Diese Führung ließ sich der Thüringer HC nicht mehr vom Brot nehmen. Bissig – zuweilen auch giftig – verteidigten sie mit Händen und Klauen den in Aussicht stehenden Sieg und den damit verbundenen Sprung an die Tabellenspitze. 24:28 hieß es am Ende.
“Es hat nicht dafür gereicht, uns 60 Minuten durchzusetzen, da war Thüringen besser.”, gestand Isa-Sophia Rösike ein. “Der THC ist in der zweiten Welle konsequenter durchgegangen, wir haben es da manchmal nicht geschafft, sie zu stoppen.” Die 19-Jährige hatte sich mit Szwed-Ørneborg am Kreis abgewechselt und kam auf dieser Position erstmals zu einem längeren Einsatz. “In so einer vollen Halle zu spielen, macht immer Gänsehaut, das war ein unbeschreibliches Gefühl.”, schwärmte sie von der prächtigen Atmosphäre in der Arena.
Ohne Luftholen geht es für Rösike und ihr HCL-Team weiter. Schon am Sonntag (Anwurf 18:00 Uhr) stehen sie in Schweden erneut dem IK Sävehof gegenüber. Ein Erfolgserlebnis wäre nicht nur für die Seele gut, sondern auch für das Ziel, den Sprung in die Champions-League-Hauptrunde doch noch zu schaffen.
HC Leipzig vs.

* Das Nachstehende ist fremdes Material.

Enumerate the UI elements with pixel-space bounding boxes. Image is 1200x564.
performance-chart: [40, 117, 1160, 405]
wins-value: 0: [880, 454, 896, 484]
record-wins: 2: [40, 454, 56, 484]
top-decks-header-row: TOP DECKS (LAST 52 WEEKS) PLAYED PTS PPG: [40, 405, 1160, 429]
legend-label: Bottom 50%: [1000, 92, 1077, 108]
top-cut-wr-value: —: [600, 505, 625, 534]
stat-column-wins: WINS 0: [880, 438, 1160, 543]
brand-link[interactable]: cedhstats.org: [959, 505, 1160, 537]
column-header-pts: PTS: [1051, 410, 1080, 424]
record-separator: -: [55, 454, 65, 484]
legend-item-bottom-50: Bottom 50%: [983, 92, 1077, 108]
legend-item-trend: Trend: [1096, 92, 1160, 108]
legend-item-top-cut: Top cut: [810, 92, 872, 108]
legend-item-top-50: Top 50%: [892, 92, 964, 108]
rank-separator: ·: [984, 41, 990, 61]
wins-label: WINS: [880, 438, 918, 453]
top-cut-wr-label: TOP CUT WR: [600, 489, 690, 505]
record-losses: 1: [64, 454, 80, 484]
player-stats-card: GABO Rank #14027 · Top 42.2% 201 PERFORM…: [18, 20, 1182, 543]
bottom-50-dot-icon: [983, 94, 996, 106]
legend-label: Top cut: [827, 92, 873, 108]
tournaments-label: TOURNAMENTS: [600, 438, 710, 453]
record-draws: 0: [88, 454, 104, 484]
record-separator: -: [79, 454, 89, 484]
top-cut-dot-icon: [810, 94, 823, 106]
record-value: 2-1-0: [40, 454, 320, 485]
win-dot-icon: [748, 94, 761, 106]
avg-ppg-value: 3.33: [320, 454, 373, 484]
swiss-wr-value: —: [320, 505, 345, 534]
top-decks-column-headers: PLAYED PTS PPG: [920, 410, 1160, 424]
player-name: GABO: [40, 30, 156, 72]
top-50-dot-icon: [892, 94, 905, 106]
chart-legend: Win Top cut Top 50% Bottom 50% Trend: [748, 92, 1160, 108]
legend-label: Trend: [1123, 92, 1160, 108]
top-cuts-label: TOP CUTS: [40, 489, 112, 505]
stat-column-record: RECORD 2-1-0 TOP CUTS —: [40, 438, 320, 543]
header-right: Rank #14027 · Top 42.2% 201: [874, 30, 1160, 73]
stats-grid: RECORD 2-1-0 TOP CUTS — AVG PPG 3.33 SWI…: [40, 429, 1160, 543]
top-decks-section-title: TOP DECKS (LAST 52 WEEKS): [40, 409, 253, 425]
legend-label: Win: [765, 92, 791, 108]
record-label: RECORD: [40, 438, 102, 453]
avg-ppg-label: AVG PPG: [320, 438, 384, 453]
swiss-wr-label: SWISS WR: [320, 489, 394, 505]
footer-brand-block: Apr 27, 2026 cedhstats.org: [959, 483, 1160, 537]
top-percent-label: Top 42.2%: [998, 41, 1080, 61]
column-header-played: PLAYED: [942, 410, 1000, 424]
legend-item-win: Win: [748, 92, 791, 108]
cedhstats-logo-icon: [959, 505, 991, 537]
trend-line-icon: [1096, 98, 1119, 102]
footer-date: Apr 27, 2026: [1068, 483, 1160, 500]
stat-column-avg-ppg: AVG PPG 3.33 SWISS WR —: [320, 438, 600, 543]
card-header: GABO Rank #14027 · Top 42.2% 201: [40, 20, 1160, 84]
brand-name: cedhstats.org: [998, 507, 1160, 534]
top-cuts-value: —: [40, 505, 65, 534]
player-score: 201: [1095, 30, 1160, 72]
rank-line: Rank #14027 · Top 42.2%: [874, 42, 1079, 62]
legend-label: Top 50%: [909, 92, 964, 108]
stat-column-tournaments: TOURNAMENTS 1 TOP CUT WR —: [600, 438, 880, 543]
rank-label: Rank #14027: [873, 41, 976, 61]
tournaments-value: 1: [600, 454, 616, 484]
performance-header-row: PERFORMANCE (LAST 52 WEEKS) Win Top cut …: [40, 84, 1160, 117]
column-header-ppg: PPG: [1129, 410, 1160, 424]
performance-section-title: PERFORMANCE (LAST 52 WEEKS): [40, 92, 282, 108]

Thüringer HC 24:28 (12:15)
1. Bundesliga, Frauen, 9. Spieltag
HC Leipzig: Herrmann, Plöger – Visser (5), Mazzucco, Augsburg (3), Bont (1), Kudlacz (3), Lang (4), Szwed-Ørneborg (5/1), S.Müller (3), Urbicht, Sturm, Rösike. Trainer: Thomas Ørneborg.
Thüringer HC: Krause, März – Frey (7/4), Gros, Smeets, Snelder (1), Luzumova (2), Engel, Blase, Mietzner (2), Jakubisova (6), Wohlbold (2), Barbosa (8). Trainer: Herbert Müller.
Schiedsrichter: Christoph Immel/ Ronald Klein, Siebenmeter: HCL 1/1 (Szwed-Ørneborg 1/1), THC 4/4 (Frey 4/4), Zwei-Minuten-Strafen: HCL 2x (Mazzucco, S.Müller), THC 2x (Snelder, Wohlbold), Zuschauer: 4.361 in der Arena Leipzig.